彼女の双子の弟であるエオルは、出来の良すぎる異母兄達に比べられてすっかりひねくれているから猶更だ。
(私はアリエノールお姉さまと比べられることがあまりなかったから……それに、レナーテと比べられるほうがずっと嫌だった)
たぶんそれは外見がよく似ているせいだろう。アルハン公爵家に特有の燃えるような赤髪ときつくみられる顔立ち……ややおっとりした風のある母よりも、ナディアの顔立ちはずっときつい。
(見た目が似ているのに、中身はまったく違うって言われ続けてきたのよね……)
ナディアは、自分の性格がひねくれた半分くらいはそのせいだと思っている。
「こちら、献上品の目録ですわ。どうぞおおさめくださいませ」
受け取った目録を侍女が捧げる銀のトレイの上にのせる。
「いつもありがとう。公爵に……伯父上によろしく言っておいてください」
「もったいないお言葉でございます。父もよろこぶことでしょう」
レナーテは、つややかな赤髪を赤毛を結い上げて白い真珠で飾っていた。これだけ大きな真円の真珠は、南の海を領するアルハン公爵家でなくば手に入らないだろう。
ガウンは光沢のある淡いクリーム色で、同色のレースが重ねられている。同布で作られた靴の刺繍はおそらく自分で刺したものだろう。赤やオレンジや白の薔薇が足先に美しく花開いていた。
「……で、昼餐会はどうだったの?」
レナーテの訪問が、昼餐会の後、夜会までの時間つぶしなのだとわかっているナディアは、今一番の関心事に水を向けた。
もちろん、夜会にはナディアも参加する。
(ルティの初めての夜会ですもの……緊張していたら、私が助けてあげなければ)
ナディアは、王太子妃たるアルティリエとはとても仲良くしている。
あちらがどう思っているかはわからないけれど、ナディアはアルティリエを一番の友達だと思っているのだ。

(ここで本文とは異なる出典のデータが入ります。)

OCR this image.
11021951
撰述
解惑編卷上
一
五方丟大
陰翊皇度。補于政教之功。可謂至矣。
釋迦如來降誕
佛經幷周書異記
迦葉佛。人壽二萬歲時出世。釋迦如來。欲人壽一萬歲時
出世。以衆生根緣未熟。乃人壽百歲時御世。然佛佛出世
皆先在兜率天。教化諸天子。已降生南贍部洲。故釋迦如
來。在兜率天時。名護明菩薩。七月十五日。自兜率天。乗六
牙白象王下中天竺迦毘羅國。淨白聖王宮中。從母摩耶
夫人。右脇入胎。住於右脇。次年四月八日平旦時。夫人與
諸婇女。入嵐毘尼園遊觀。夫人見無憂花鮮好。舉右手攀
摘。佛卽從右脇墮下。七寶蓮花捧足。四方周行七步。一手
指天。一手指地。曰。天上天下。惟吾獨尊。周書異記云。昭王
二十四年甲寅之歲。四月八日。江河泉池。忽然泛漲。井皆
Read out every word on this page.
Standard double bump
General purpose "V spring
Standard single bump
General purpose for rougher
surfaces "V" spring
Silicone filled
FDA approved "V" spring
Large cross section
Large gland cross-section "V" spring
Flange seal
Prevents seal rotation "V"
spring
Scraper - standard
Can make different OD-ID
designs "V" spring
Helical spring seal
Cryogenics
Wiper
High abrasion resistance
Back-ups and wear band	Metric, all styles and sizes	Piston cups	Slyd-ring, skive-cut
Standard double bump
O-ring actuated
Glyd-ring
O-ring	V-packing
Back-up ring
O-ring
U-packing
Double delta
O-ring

そのアルティリエの初めての夜会である。しっかりもののアルティリエのことだから大丈夫だと思うが、何かあったときはできるだけ自分がフォローするという心づもりをしているのだ。
(とりあえず、レナーテと今日のガウンの色がかぶらなくてよかった)
赤い髪に似合うガウンの色はそれほど多くない。
よく似ている自分たちが同じ色のガウンを着たら、間違いなく自分はただの引き立て役だ。年の差だけの違いとはいえぬほど、自分たちの体形には差異がある。
「とっても、とっても、素晴らしかったですわ」
よほど感動したのだろう。レナーテは手を祈りの形に握り、目を輝かせている。
「……昼餐会だったわよね?」
その感動が何によるものかよくわからなかったナディアは首を傾げた。
「ええ。……あんなにもおいしいお料理をいただいたのは初めてです」
うっとりとため息をつく。
「お料理?」
「はい。最初の食前酒から始まり、最後のデザートに至るまで、それはもう計算されつくされた素晴らしいお料理でした……まるで音楽のようでしたの」
「音楽?……お料理が?」
「はい。計算されつくされた味のハーモニー……料理の数々に込められたテーマも素晴らしかった……」
ほぉと漏らされた吐息は、どこか甘さが滲んでいる。
「レナーテの言っている意味はよくわからないけれど、おに…王太子殿下の宮のお菓子はすごくおいしいのよ。ルティが……アルティリエ妃殿下がとてもお料理に造詣が深いから」
「ええ。デザートにいただいたプディングがそれはそれはおいしくて……。あの濃厚でありながら優しい甘さ……口の中でとろける舌ざわり……それからわずかに甘いブランデーの味を感じるほろ苦さ……あれはもしや神のデザートなのではありますまいか」
「……ちょっと大げさじゃないかしら。確かにプディングは最高だと思うけど」
アルティリエと二人でナディアのスクラップカードコレクションを見ながら、三つも食べて夕食が入らなかった日のことを思い出した。
「ナディア様は、プディングを召し上がったことが?」
「勿論。ル……アルティリエ妃殿下のお招きで、王太子妃宮ではよくお茶をしたし、後宮にお移りになってからも二人でお茶会をしているの」
ちょっとだけ自慢げな響きで言ってしまったが、レナーテはナディアが思う以上にそれに食いついた。
「なんて、羨ましい」
「え?」
「私、これまで誰かを羨ましいと思ったことは一度もございませんでしたが、今、初めてナディア様を羨ましく思います」
(これ、もしかして私、貶されているのかしら?)
「こうなったら、私も奥の手を使って後宮に入るべきですね」
「え?」
「私、ずっと父から打診されておりまして」
「何を?」
「後宮への出仕をです」
「出仕って……それって……」
あと一月足らずで即位する王太子ナディルの妃の座は一つしか埋まっていない。
そして、アルハン公爵令嬢であるレナーテは正妃になる資格がある。
「ナディア様はご存知ありませんでした? 妃殿下と婚姻前の王太子殿下の最も有力な婚約者候補は私でしたのよ」
レナーテは、少し恥ずかしそうに笑った。